Nor can we forget that we are the “lucky ones.” Thanks to certain twists of fate, hard work, and dumb luck in our families’ histories, we have the opportunity to attend a top-tier American university and live in a relatively stable environment. This privilege is a mere dream for millions of Palestinians living under the crippling effects of occupation, expulsion, and persecution. More globally than simply denying human rights to your fellow jumbos, “Birthright’s” foundational concepts deny human rights to your fellow humans.
So we hope that when you walk by a direct action that people call “extreme” or attend one of our events that will be reported as “polarizing,” you understand this: We are here to foster tension. As Martin Luther King Jr. once famously wrote, “Nonviolent direct action seeks to create such a crisis and foster such a tension that a community which has constantly refused to negotiate is forced to confront the issue. It seeks so to dramatize the issue so that it can no longer be ignored.[1]” We hope that our direct action brings discomfort, but does not cause harm.
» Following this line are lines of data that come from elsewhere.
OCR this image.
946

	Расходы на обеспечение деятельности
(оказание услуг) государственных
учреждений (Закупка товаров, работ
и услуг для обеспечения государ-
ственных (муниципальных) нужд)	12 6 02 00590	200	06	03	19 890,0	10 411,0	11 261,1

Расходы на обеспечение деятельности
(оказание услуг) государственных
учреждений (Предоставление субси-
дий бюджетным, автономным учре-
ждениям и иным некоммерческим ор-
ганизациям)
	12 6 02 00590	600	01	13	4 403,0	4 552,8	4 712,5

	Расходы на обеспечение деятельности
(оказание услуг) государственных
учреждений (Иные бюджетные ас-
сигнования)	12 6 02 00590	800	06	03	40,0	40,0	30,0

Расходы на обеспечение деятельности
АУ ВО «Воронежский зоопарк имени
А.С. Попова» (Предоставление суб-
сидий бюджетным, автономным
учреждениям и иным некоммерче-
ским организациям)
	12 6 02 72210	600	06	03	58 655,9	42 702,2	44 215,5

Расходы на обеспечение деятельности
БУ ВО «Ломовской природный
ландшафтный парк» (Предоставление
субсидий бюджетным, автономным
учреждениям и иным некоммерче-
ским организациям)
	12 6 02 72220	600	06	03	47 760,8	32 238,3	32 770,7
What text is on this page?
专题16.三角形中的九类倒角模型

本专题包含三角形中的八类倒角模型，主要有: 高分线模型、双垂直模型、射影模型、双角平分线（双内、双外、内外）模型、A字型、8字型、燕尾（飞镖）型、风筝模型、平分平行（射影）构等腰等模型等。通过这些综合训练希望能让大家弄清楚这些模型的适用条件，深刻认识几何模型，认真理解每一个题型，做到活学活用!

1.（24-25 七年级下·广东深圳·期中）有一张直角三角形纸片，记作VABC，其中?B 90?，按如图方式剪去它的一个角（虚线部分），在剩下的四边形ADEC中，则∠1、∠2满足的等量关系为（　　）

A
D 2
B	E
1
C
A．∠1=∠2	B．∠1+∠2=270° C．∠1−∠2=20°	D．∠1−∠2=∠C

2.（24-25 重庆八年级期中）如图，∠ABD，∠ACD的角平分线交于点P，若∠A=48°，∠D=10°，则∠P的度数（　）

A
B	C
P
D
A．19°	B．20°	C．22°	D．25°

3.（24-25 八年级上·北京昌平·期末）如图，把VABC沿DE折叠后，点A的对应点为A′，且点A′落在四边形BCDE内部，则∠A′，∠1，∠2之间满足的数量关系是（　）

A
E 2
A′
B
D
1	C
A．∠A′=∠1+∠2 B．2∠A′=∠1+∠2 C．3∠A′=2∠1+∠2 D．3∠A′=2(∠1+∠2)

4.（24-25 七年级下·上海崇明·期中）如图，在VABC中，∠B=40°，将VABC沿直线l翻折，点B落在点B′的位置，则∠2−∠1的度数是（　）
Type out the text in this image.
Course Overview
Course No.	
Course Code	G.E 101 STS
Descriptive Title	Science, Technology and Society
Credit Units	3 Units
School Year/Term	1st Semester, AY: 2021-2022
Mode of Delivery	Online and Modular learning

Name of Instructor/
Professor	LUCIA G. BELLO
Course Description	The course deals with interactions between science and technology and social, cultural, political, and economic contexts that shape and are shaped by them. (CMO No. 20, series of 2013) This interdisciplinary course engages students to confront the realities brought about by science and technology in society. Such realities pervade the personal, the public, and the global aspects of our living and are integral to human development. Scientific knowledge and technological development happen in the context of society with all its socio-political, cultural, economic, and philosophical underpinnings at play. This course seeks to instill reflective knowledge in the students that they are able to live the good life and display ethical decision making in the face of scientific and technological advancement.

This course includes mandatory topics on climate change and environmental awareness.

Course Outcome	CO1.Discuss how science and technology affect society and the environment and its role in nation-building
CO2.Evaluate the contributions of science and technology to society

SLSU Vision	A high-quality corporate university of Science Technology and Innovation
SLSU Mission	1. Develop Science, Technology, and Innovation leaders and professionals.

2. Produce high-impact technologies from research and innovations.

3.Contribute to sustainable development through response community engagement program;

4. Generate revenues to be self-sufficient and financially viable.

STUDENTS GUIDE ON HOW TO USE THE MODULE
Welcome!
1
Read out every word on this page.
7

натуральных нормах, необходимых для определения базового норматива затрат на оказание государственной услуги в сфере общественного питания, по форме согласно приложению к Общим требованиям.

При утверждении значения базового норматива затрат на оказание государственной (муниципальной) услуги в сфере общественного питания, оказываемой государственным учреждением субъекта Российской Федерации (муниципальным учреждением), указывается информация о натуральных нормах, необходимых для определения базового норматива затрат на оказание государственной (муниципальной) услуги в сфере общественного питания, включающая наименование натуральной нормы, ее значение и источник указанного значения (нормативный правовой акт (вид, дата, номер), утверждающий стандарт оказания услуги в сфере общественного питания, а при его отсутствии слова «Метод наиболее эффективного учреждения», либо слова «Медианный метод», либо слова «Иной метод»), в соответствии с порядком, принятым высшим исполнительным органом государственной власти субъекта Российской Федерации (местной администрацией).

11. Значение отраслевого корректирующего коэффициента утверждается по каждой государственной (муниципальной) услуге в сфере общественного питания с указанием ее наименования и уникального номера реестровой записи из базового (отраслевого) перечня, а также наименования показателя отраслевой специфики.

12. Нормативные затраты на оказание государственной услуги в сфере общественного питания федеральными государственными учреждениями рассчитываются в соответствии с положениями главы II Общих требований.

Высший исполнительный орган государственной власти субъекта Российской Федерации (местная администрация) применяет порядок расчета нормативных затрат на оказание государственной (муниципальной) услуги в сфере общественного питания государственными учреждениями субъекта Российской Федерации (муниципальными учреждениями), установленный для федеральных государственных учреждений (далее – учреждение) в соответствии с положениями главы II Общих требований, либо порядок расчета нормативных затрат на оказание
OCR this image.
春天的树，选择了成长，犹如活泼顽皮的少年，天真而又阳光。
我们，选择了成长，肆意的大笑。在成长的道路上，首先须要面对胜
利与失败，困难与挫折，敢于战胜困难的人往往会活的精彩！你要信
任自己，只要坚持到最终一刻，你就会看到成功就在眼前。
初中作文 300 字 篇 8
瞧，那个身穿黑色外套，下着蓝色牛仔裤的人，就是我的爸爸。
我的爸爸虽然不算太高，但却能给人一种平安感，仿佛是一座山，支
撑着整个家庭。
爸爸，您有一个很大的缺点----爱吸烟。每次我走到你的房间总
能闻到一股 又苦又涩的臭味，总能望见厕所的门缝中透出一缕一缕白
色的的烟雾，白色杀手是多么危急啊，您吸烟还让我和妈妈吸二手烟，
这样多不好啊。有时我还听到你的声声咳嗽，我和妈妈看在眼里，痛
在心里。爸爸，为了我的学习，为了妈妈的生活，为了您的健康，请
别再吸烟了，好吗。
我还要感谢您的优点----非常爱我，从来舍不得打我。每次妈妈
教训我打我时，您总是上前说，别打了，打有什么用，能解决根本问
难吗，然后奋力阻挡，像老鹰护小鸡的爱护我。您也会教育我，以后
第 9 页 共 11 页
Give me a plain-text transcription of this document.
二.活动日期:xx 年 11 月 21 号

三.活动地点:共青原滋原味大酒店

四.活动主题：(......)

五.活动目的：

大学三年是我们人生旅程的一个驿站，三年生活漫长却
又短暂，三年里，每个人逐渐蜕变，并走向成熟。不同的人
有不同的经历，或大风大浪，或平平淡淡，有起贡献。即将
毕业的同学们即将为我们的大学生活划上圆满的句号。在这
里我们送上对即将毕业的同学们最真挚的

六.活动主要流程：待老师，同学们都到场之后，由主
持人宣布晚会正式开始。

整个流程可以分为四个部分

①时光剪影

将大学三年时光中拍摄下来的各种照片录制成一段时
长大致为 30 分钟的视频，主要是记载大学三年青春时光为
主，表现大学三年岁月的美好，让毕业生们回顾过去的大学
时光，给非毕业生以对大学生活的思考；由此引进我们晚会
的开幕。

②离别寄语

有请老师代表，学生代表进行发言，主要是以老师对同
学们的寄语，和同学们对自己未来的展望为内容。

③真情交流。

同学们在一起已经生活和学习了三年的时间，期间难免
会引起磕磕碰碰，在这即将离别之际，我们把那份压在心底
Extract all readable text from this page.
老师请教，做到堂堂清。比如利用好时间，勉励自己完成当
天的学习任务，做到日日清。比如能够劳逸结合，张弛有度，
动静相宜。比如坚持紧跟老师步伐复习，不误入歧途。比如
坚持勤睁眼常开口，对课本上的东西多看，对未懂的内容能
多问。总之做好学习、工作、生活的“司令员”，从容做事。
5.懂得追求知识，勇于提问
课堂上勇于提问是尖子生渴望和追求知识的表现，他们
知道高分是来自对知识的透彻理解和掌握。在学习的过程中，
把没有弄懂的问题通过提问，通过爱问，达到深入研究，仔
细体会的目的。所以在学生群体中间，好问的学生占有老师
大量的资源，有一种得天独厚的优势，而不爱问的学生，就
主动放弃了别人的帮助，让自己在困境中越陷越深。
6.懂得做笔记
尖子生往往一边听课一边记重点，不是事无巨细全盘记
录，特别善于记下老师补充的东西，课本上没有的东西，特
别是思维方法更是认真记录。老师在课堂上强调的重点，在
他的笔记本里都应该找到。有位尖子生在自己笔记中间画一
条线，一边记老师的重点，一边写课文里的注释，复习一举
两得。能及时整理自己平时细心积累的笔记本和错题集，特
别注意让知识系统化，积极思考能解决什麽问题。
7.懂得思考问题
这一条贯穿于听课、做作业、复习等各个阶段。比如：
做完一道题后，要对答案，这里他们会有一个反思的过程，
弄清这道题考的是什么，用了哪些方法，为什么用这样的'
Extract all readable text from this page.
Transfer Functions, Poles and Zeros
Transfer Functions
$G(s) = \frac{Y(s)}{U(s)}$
All of us writing this have at some point questioned our involvement in Students for Justice in Palestine. We do not want to be seen as inflammatory by conveying the truth of our lives. We do not want targets on our heads. Given the choice most of us would rather learn to play a new instrument, take up rock climbing, write poetry, or fall in love. But for now, our primary passion and goal is to live as free people. So long as programs like Birthright exist, so long as apartheid exists in our homeland, we, as Palestinians, do not have a choice. We did not choose to be a colonized people. Our bodies are political, whether we like it or not -- and so are yours.
When you see us building mock apartheid walls, asking difficult questions, and fostering discomfort in place of passive acceptance on this campus, please realize that we see it as our moral obligation: not only for us and our families, but for the silenced who cannot be here and for those who desire to live a life in solidarity with the oppressed. We are fostering this tension to build a community; a community in which we are truly treated as equals; a community where no student has a “birthright” at the expense of another person’s freedom.